四角い穴はやっぱり黙ったままでしたわ。多分、返答に困っていたのだと思うけれど、そこはちゃんと、仕事をして頂かなくてはね。
「プタハ神様。何かお返事をくださいませ」
私は四角い穴に答えを要求すると、続けて言いました。
「イエンウィアが想う方を忘れられないから私と結婚できないと言うなら、私だってそうではありませんか。彼は許されて、何故私にはそれが許されないのです!」
不等を訴えた私に、四角い穴はようやっと返事をしましたわ。
「あなたには家族があり、課せられた役割もある。それを放棄してはならない」
「その役割に振り回された私の母はずっと後悔していました! 母は死ぬ前に私に言いました。自分が納得した相手と結婚しろ、と」
軍司令官の六女だった母は、貴族娘の例に漏れず、親が探してくる相手との婚姻を待っていました。けれど待てど暮せど両親のお眼鏡にかなう嫁ぎ先に恵まれず、結婚適齢期を大きく過ぎてしまったの。
母の父――つまり私の祖父は、仕方なくその時最も家柄が良かった男性との縁組を選んだといいます。それが、私の父でした。
母は言われるま結婚したのに、挙句、実家から見切られました。
父は母に感じた負い目を隠せず、その反動からか、時に癇癪を起こしては周囲に辛くあたっていました。父の癇癪が治まったのは、母が死んでからですのよ。
「両親は政略婚の犠牲者よ」
昔の辛い記憶を思い出して、私は吐き捨てるようにそう言いました。
こんな話、神様相手にさえするつもりはなかったのですけれど、何故かしら。あの部屋は不思議ね。心の壁が取り除かれて、奥底にある気持ちを口にしやすくなるのです。
「自分の幸せを他人任せにしてはいけない」
四角い穴が、落ち着いた声で私を叱りました。
「どんな状況でも、幸福を見出すことはできる。それができるのは自分でしかない。貴方を幸せにできるのは貴方自身だ。そう思わないか?」
問いかけてきたその声は、神の代弁者というよりは、イエンウィア本人からの言葉でしたわ。
そしてイエンウィアは、こう続けたのです。
「センネフェルはまだ若いが、いい人間だ。きっと貴方を大切にするだろう」
その言葉に、私は驚きました。
確かにこのプタハ大神殿はメンフィス最大の規模を誇っているし、前庭までは広く門戸を開けているから、センネフェルの顔を見た事くらいはあるかもしれないけれど、まさか人となりまで知っているとは思わなかったの。
「宰相の息子をご存知なの?」
四角い穴から「ああ、知っている」という返答とともに、何かが動く気配がしました。
「イエンウィア? もしもし?」
それから何も音がしなくなって。私は不思議に思いながら四角い穴を見上げていました。
そうしたら後ろの扉が勝手に開いたのです。
「では行こうか」
イエンウィアが私の手を取って、拝謁の間を出ました。
「ど、どこへ?」
目を白黒させている私に、イエンウィアは「宰相の農地だ。

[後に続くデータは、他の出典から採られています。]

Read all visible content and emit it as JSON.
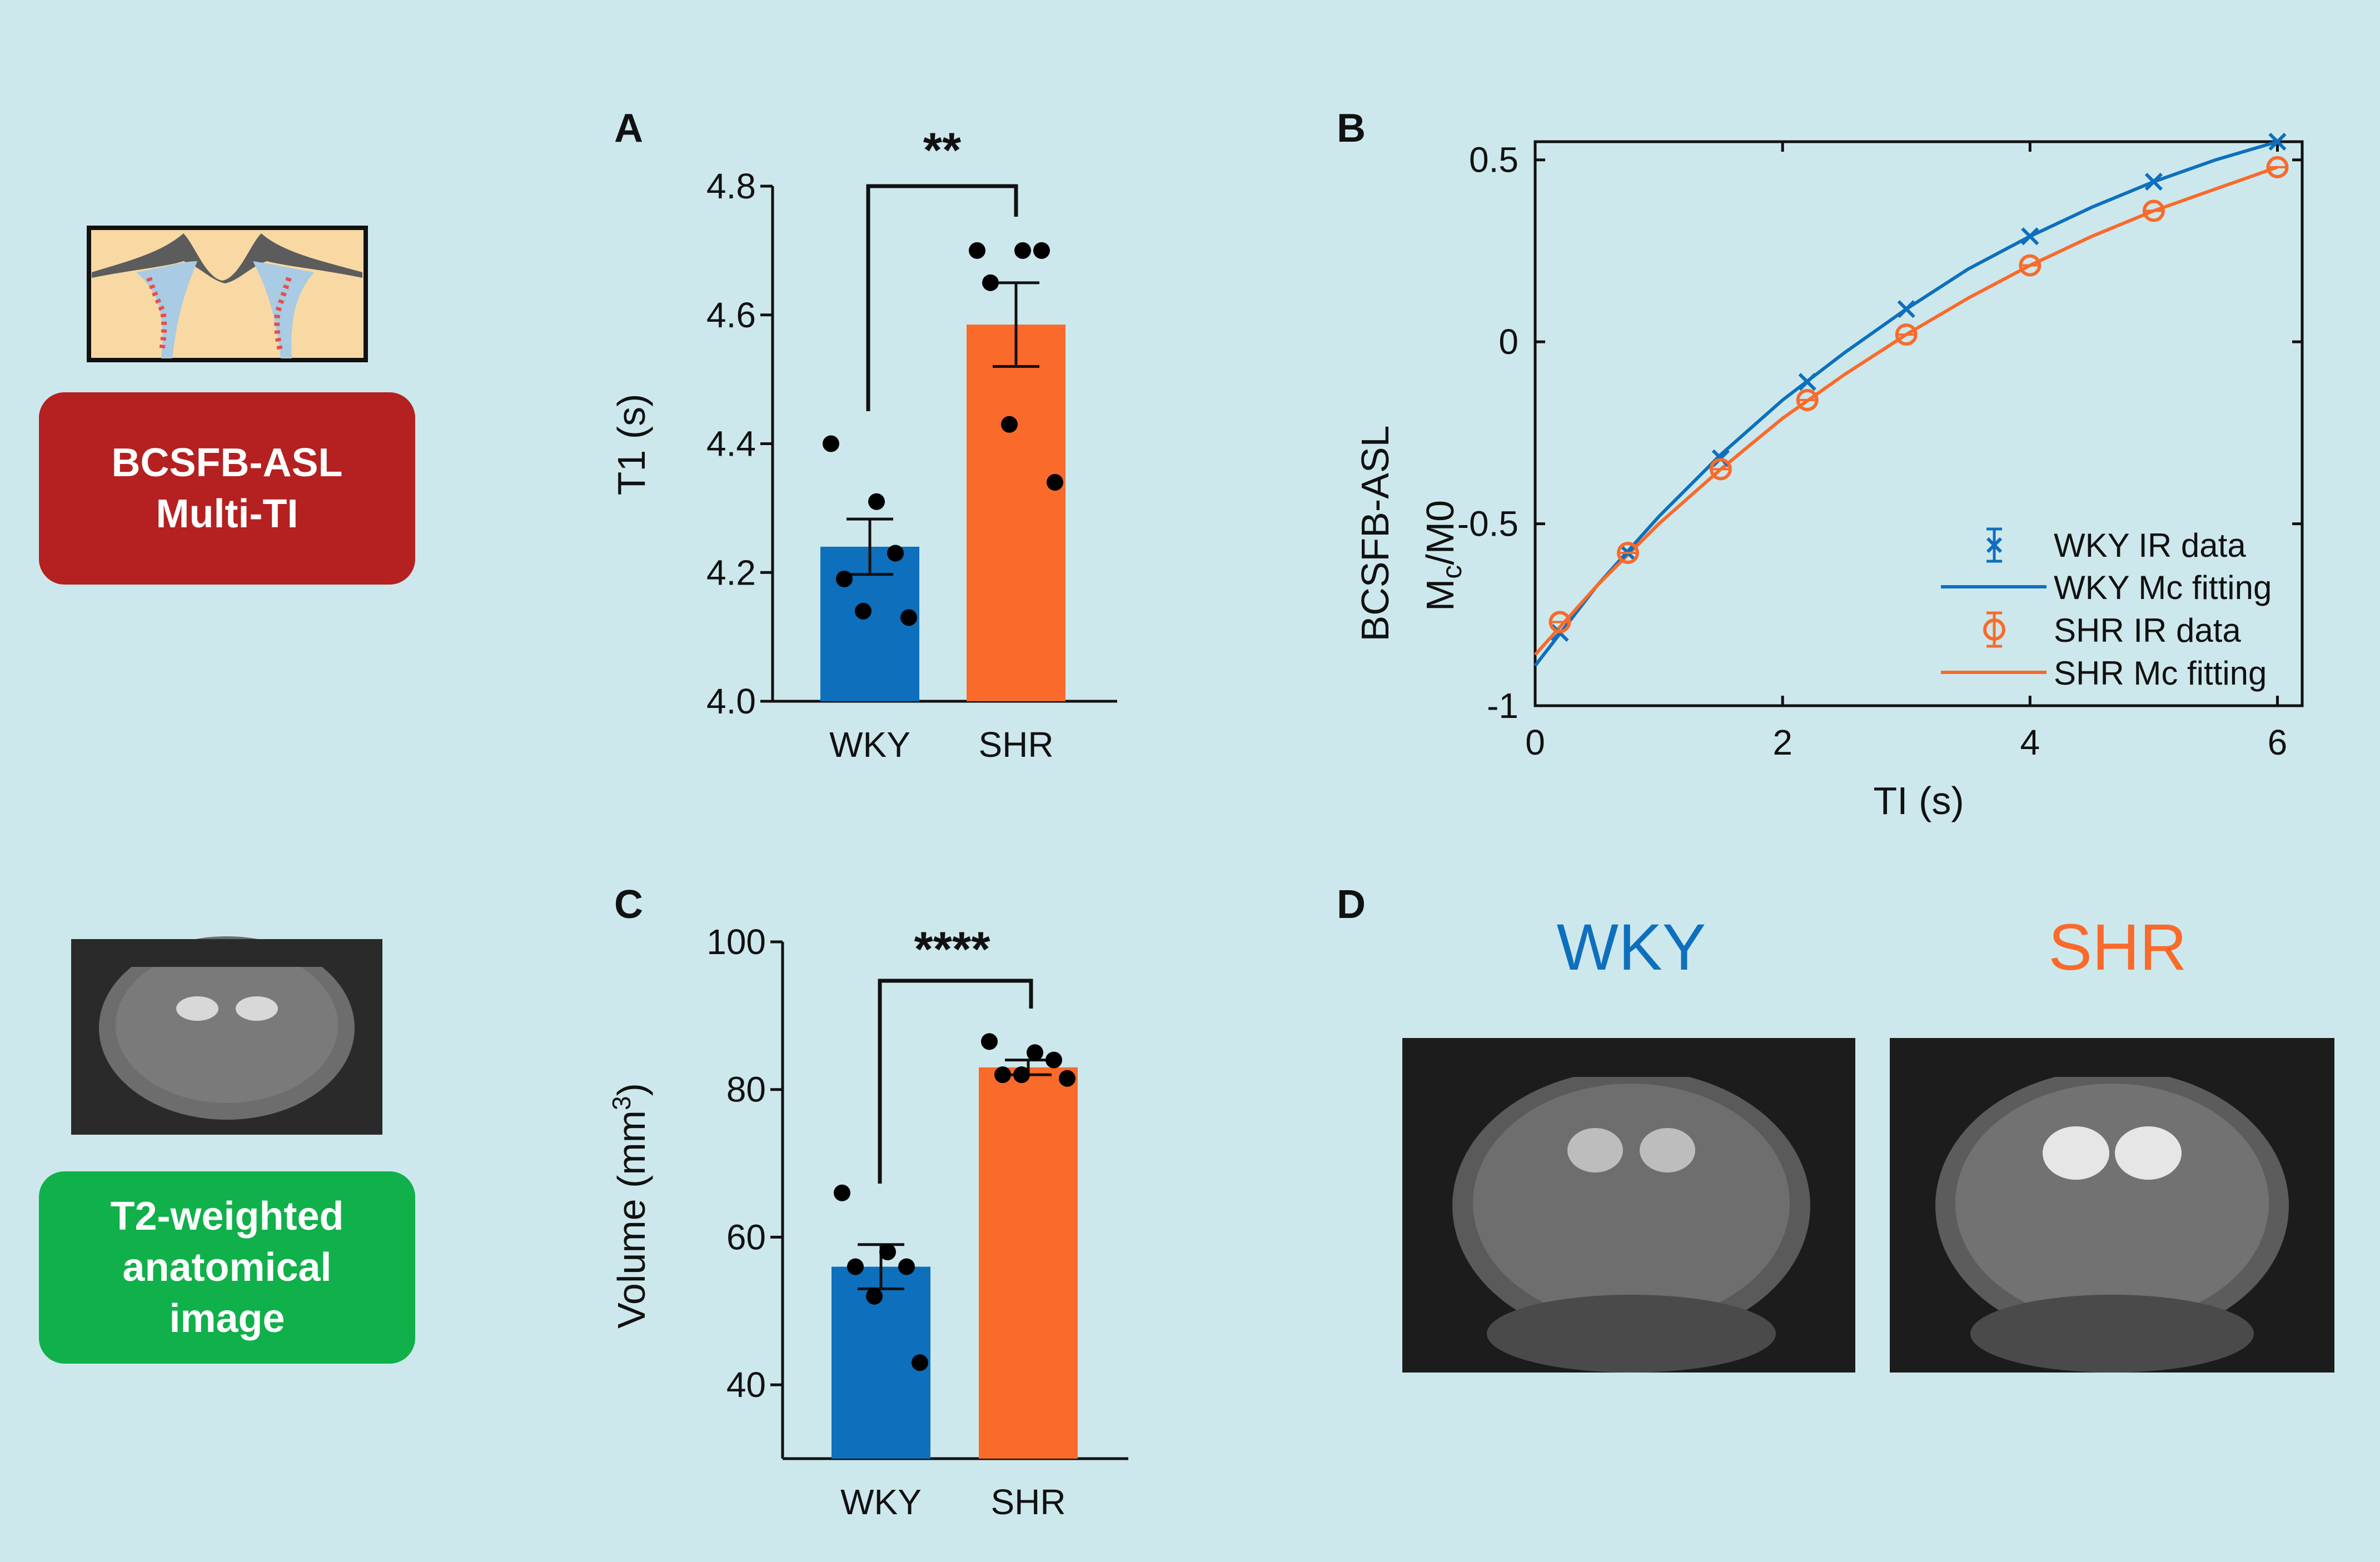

多分センネフェルは、今そこにいるだろう」と、驚くべき行き先を口にしました。
会いに行けと言うの!? と仰天している私に、イエンウィアは「遠目から見るだけでもいい」と言いました。
「貴方が政略婚を恐れるのは、相手を知らないからだ。それに関してなら、私も手助けできる」
彼の指摘は的確でした。確かに相手を知れば、私の恐れは軽減されるでしょう。でもね、それをイエンウィアに手伝ってもらうなんて複雑だったわ。
仕事は放っておいていいのかと訊ねると、イエンウィアは他の神官に任せてきたと言いました。本当、ぬかりのないことよね。
それで私は、初めてイエンウィアと神殿の外に出たのです。